Crawford 344/2b, Roman Republic, L. Titurius L. F. Sabinus, Rome mint, AR-Denarius.
Roman Republic, L. Titurius L. F. Sabinus, Rome mint, 89 BC.,
AR Denarius (18-19 mm / 3.60 g).
Obv.: SABIN , behind bearded head king Tatius r., branch before.
Rev.: L. TITVR (in exergue), the killing of Tarpeia by two Sabinian soldiers, star in crescent above.
Crawford 344/2b ; Sydenham 699 ; Bab. (Tituria) 4 .

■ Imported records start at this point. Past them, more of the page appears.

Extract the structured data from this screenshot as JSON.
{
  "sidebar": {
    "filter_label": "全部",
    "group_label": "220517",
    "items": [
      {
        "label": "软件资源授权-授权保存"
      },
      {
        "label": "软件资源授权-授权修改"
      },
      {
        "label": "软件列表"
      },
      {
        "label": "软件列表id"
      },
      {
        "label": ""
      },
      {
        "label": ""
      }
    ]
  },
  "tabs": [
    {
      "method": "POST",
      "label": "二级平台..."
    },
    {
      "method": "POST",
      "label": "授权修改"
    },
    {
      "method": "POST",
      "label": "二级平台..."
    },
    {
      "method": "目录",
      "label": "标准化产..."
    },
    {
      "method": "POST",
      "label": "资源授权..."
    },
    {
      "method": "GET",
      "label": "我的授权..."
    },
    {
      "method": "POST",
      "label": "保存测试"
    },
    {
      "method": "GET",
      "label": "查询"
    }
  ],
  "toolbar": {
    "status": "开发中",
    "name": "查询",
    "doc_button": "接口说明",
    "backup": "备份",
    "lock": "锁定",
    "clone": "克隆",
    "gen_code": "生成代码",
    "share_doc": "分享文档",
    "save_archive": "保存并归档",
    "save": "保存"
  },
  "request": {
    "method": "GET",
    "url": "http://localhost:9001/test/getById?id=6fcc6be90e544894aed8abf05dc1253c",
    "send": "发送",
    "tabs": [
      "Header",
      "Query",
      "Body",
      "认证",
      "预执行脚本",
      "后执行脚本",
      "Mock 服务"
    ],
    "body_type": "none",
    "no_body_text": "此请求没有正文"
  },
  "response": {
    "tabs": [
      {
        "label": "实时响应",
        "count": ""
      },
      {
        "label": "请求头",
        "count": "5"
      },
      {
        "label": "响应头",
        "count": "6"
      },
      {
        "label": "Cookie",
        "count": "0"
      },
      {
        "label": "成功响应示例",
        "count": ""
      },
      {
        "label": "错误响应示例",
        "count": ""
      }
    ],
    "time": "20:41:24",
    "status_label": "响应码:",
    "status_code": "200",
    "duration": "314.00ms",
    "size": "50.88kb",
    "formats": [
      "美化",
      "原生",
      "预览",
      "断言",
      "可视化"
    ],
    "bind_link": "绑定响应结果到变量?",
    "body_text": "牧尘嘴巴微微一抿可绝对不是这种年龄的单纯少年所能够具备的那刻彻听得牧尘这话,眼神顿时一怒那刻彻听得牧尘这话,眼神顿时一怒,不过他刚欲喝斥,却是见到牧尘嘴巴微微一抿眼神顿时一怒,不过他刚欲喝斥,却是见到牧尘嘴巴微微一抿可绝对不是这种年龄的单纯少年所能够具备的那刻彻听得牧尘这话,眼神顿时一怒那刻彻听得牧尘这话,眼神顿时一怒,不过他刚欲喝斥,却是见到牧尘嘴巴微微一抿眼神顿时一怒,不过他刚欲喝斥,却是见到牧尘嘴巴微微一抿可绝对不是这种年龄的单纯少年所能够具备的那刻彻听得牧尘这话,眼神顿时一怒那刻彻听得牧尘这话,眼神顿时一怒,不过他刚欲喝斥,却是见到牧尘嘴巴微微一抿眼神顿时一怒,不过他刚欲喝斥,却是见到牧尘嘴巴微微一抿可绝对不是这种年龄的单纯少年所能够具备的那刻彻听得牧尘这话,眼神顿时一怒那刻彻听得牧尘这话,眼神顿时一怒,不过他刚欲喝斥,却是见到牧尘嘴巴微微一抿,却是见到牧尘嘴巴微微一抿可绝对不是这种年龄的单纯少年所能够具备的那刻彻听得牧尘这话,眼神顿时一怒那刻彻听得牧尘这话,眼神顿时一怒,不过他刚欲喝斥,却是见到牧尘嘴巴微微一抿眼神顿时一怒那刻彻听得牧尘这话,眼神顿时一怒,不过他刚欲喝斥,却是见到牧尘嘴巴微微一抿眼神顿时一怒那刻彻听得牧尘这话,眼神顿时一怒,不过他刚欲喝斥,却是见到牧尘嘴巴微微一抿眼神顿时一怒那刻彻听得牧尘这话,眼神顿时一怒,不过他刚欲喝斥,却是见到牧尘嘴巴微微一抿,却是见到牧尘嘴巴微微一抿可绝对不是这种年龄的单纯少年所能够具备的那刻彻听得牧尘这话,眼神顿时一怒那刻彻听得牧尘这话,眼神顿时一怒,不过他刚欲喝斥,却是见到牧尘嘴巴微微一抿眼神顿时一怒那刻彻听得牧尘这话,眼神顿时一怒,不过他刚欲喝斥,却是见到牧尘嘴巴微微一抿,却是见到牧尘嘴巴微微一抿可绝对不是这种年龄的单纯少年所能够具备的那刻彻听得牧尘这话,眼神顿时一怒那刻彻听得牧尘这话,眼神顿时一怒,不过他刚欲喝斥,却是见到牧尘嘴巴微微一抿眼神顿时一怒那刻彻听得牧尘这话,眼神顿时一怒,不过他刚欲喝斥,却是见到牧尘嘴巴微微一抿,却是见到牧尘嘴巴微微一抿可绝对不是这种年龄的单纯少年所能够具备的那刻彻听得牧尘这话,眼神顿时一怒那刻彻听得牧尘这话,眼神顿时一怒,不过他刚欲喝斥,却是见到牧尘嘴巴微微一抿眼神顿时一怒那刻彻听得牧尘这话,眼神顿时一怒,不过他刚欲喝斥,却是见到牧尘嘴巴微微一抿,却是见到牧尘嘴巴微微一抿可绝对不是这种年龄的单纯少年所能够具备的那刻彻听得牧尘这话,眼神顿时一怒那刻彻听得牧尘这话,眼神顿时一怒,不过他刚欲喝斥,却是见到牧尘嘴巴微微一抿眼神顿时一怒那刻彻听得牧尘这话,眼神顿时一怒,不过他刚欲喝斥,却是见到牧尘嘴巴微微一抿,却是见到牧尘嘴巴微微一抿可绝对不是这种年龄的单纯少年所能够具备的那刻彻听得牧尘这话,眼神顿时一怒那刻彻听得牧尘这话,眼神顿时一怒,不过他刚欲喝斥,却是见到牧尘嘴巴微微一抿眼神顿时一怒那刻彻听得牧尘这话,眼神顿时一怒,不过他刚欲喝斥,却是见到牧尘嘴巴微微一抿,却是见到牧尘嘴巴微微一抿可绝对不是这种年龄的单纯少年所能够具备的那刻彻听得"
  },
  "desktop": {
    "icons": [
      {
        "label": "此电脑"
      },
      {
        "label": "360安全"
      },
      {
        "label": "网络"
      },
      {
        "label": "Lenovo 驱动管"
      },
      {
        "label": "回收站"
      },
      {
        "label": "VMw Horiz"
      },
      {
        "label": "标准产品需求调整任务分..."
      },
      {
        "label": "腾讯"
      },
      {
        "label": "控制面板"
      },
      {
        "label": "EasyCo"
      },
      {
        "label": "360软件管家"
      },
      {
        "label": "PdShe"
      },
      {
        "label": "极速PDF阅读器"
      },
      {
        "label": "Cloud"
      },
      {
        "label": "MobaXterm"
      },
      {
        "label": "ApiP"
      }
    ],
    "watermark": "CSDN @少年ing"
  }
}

According to legend, when Titus Tatius attacked Rome after the Rape of the Sabines, the Vestal Virgin Tarpeia, daughter of Spurius Tarpeius, governor of the citadel on the Capitoline Hill, betrayed the Romans by opening the city gates for the Sabines in return for 'what they bore on their arms.' She believed that she would receive their golden bracelets. Instead, the Sabines crushed her to death with their shields, and she was thrown from the rock which now bears her name. The Tarpeian Rock (rupes Tarpeia) was a steep cliff of the southern summit of the Capitoline Hill, overlooking the Roman Forum in Ancient Rome. It was used during the Roman Republic as an execution site. Murderers and traitors, if convicted by the quaestores parricidii, were flung from the cliff to their deaths. About 500 BC, Lucius Tarquinius Superbus, the seventh legendary king of Rome, leveled the top of the rock, removing the shrines built by the Sabines, and built a temple to Jupiter Capitolinus on the intermontium, the area between the two summits of the hill. The rock was also the site of a temple of Saturn, which contained the Roman treasury that Julius Caesar raided in 49 BC.